Audio & Speech

Lightweight speech enhancement guided target speech extraction in noisy multi-speaker scenarios

New lightweight AI model isolates single voices in crowded, noisy environments with significant quality improvements.

Deep Dive

A research team from multiple institutions has published a new paper introducing GTCRN, a lightweight speech enhancement model designed to dramatically improve target speech extraction (TSE) in challenging acoustic environments. While current TSE systems work well with simple one-speaker-plus-noise or two-speaker mixtures, they struggle in real-world scenarios with multiple overlapping speakers and background noise. The researchers' solution builds on their previous speaker embedding-free framework, SEF-PNet, and introduces two novel extensions: LGTSE and D-LGTSE.

LGTSE incorporates what the team calls 'noise-agnostic enrollment guidance.' It works by first denoising the input noisy speech before that speech interacts with an enrollment sample (a short reference clip of the target speaker's voice). This pre-cleaning step reduces noise interference in the critical context-matching phase. D-LGTSE goes further to improve robustness against speech distortion by using the denoised speech as an additional noisy input during model training. This expands the range of noisy conditions the model learns from, allowing it to handle distorted signals more effectively.

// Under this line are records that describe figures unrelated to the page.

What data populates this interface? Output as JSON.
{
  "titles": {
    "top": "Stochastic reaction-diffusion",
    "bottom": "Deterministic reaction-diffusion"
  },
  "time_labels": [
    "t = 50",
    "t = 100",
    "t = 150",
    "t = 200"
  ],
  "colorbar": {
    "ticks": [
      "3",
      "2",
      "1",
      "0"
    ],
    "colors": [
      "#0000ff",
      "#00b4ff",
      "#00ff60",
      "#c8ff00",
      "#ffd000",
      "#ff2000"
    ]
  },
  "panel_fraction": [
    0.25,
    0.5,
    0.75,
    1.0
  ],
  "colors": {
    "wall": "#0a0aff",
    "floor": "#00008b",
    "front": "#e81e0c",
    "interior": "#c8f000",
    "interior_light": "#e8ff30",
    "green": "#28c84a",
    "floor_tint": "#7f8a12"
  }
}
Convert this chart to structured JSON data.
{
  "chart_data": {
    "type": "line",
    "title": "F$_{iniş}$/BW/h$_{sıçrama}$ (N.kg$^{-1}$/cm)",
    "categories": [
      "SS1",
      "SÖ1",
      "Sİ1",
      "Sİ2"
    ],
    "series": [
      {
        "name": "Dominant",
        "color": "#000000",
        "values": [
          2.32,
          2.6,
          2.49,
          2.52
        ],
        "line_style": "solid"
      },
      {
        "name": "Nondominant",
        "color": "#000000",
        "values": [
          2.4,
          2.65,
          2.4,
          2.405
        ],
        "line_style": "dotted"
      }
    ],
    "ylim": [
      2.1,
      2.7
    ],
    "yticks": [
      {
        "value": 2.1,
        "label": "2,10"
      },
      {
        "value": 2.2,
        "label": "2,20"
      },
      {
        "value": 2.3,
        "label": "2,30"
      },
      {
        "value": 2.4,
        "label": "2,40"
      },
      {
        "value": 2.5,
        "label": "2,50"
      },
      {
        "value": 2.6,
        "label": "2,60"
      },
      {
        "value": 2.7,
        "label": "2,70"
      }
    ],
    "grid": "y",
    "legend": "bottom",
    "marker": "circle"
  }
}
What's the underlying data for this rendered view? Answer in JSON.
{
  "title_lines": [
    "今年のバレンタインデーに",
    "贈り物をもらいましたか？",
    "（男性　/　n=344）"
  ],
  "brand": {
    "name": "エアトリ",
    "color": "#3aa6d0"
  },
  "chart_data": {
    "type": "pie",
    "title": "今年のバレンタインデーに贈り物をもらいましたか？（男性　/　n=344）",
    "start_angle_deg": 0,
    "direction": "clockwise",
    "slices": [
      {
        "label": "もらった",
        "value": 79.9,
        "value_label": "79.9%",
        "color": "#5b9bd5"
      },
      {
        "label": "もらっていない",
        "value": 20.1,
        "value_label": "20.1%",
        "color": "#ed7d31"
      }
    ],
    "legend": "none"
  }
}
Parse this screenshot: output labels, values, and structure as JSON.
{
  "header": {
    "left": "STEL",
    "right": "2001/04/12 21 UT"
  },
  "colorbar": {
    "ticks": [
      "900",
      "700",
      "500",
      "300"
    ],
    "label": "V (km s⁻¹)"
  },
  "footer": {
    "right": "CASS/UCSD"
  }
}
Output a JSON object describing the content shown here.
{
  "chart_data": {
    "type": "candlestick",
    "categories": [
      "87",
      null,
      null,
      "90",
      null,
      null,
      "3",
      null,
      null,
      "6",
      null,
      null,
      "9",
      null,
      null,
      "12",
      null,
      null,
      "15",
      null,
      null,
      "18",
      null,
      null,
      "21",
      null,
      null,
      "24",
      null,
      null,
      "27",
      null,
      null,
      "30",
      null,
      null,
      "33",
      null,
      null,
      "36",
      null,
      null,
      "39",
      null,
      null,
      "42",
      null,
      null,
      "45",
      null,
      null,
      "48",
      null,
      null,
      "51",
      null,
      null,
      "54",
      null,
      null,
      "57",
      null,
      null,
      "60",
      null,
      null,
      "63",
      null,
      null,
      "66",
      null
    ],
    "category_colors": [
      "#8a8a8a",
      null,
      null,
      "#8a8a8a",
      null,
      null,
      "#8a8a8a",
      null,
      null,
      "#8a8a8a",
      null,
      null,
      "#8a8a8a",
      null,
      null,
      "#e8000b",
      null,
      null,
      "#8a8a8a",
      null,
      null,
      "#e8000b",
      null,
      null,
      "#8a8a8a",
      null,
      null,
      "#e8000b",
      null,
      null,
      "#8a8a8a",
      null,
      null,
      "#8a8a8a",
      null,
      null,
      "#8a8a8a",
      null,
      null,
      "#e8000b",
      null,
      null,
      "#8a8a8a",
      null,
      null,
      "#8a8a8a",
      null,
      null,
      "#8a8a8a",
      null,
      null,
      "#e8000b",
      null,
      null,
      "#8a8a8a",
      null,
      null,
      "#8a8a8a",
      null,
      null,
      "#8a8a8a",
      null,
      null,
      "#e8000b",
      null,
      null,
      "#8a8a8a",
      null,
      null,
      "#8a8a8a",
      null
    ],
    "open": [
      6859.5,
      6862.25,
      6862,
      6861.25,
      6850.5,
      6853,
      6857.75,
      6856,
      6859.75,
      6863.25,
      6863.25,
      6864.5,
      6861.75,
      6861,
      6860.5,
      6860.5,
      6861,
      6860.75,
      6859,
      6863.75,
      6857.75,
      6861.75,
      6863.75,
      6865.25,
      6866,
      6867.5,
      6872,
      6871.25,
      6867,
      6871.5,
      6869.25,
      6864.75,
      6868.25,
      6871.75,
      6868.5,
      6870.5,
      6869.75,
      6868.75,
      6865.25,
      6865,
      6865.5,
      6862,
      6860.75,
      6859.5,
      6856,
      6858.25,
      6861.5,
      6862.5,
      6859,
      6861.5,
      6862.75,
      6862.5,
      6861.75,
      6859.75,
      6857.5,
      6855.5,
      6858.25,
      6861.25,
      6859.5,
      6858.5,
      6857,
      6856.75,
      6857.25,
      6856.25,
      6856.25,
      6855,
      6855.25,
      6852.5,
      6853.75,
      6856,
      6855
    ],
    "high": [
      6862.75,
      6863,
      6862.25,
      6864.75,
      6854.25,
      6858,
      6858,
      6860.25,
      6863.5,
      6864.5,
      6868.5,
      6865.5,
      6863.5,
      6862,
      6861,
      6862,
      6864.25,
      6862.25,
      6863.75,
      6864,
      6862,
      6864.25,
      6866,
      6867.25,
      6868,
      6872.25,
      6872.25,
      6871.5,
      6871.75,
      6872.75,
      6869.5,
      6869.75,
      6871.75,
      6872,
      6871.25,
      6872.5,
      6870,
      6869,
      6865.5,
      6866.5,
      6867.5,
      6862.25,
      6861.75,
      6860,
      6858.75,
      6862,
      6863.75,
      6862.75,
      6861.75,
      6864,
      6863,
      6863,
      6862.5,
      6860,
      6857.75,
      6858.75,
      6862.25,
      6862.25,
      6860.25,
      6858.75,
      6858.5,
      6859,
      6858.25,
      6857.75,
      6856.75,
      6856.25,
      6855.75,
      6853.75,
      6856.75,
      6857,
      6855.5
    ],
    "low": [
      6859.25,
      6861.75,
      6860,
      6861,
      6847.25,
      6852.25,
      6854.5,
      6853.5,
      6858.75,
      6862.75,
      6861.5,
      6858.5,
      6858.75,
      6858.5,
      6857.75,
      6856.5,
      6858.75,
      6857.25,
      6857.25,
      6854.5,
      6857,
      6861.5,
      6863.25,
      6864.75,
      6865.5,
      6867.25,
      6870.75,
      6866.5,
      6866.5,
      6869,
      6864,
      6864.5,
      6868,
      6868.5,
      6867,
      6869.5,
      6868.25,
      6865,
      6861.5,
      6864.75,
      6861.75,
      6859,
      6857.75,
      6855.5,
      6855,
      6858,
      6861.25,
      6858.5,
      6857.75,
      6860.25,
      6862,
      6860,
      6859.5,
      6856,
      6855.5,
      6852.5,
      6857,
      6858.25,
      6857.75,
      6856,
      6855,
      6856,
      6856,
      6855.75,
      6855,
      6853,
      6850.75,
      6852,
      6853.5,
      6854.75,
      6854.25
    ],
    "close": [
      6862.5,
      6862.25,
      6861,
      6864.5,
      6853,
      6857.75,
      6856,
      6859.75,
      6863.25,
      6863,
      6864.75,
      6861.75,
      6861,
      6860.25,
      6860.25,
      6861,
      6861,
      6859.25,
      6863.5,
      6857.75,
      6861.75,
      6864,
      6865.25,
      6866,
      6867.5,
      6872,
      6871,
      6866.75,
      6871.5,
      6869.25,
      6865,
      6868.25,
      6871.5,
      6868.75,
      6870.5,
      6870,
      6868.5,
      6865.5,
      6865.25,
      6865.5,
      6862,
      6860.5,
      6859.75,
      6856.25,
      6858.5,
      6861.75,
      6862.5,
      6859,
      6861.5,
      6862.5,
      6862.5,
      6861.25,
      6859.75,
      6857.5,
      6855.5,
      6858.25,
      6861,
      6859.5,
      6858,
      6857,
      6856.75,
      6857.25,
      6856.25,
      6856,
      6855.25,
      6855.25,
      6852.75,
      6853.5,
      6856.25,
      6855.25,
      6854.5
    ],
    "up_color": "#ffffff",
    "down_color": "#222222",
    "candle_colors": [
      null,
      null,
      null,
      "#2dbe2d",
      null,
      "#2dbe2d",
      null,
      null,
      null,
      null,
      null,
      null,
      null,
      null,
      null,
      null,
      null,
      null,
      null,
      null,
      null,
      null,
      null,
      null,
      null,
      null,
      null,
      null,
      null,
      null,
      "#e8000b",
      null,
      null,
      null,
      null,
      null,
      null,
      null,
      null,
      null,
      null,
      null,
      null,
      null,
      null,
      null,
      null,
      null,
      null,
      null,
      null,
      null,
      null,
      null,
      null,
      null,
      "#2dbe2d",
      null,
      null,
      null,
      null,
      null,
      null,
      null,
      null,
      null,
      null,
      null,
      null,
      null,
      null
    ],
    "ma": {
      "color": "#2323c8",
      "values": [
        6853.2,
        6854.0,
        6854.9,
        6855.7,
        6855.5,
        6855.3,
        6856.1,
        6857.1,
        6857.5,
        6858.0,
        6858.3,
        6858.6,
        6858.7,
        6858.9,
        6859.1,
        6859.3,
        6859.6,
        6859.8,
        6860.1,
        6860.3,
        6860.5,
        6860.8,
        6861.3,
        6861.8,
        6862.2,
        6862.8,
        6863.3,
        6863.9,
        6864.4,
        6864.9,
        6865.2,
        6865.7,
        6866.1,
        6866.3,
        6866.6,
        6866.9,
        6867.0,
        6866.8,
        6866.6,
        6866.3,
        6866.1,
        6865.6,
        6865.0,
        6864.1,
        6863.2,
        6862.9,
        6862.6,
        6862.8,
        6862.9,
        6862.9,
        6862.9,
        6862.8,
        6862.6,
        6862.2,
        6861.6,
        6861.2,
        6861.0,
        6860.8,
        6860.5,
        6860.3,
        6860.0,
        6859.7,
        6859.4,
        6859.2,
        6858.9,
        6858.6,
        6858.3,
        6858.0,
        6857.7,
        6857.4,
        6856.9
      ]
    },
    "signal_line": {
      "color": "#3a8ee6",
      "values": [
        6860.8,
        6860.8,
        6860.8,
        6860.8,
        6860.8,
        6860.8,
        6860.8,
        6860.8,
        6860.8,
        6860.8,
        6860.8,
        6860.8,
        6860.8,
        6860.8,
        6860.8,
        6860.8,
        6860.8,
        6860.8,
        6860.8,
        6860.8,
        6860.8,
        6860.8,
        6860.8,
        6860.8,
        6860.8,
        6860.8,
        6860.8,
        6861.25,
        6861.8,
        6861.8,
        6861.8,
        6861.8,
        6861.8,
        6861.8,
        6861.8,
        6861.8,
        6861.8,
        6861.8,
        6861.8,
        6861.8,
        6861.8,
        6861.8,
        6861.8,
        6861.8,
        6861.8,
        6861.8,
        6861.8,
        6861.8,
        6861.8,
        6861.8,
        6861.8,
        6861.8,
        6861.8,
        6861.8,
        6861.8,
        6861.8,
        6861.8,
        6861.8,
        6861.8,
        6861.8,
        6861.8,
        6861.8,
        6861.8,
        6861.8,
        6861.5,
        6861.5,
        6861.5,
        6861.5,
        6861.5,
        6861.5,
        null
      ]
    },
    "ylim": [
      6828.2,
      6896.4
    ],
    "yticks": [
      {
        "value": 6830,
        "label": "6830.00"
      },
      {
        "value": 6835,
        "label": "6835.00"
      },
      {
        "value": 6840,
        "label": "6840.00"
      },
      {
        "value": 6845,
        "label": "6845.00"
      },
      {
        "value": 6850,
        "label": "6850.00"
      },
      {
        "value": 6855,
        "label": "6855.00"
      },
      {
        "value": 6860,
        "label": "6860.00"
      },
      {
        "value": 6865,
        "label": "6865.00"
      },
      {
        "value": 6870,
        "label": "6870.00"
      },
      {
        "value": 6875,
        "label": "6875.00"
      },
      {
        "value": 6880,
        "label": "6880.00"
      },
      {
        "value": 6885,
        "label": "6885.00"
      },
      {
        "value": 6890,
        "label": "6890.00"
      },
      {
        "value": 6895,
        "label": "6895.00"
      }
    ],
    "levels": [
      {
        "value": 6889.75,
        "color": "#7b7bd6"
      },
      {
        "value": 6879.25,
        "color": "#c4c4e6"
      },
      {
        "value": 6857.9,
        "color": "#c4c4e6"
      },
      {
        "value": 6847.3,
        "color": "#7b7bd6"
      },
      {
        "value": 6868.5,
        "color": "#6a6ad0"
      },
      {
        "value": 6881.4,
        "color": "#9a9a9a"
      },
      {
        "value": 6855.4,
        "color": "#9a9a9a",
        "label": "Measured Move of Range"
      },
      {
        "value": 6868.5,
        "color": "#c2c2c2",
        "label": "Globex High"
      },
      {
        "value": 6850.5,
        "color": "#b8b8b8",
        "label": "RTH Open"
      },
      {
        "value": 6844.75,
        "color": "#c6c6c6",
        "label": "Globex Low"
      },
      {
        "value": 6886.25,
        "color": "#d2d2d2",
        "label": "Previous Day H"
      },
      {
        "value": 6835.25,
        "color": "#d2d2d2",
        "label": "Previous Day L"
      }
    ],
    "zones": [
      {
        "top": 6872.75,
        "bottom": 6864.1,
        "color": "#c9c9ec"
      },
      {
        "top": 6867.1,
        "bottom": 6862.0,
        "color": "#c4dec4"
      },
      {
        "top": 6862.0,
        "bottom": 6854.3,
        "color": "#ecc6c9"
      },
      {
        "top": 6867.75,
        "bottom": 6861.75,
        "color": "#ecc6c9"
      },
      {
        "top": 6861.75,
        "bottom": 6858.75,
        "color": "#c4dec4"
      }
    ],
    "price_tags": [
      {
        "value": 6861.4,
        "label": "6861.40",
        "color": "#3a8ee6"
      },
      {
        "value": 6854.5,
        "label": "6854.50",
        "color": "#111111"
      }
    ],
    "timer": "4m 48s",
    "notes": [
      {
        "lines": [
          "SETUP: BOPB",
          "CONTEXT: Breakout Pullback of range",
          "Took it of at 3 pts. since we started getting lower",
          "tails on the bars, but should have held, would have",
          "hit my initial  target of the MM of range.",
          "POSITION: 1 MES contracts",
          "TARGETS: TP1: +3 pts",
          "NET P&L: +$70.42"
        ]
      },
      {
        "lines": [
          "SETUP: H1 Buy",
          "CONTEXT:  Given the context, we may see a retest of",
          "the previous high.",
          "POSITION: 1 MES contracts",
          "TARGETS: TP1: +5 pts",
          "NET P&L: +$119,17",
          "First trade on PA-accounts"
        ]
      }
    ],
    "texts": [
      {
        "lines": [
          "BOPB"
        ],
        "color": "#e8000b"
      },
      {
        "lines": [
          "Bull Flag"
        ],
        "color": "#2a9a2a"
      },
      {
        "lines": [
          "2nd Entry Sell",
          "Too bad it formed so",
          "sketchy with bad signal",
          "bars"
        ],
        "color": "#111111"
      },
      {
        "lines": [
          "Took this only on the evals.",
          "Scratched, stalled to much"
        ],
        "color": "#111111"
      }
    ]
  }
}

The team employed a sophisticated two-stage training strategy. First, they pre-trained the model using GTCRN's enhancement guidance, then performed joint fine-tuning to fully optimize performance. The results on the standard Libri2Mix benchmark dataset are compelling: a 0.89 decibel improvement in Scale-Invariant Signal-to-Distortion Ratio (SISDR), a 0.16 point gain in Perceptual Evaluation of Speech Quality (PESQ), and a 1.97% increase in Short-Time Objective Intelligibility (STOI). These metrics translate to clearer, more intelligible extracted speech in crowded, noisy settings where current systems falter.

Key Points
  • GTCRN model improves target speech extraction by 0.89 dB SISDR on Libri2Mix dataset
  • Uses two-stage training with enhancement-guided pre-training then joint fine-tuning
  • D-LGTSE variant increases robustness by training on both original and denoised speech

Why It Matters

Enables clearer voice isolation in real-world settings like crowded meetings, conferences, and public spaces for better audio applications.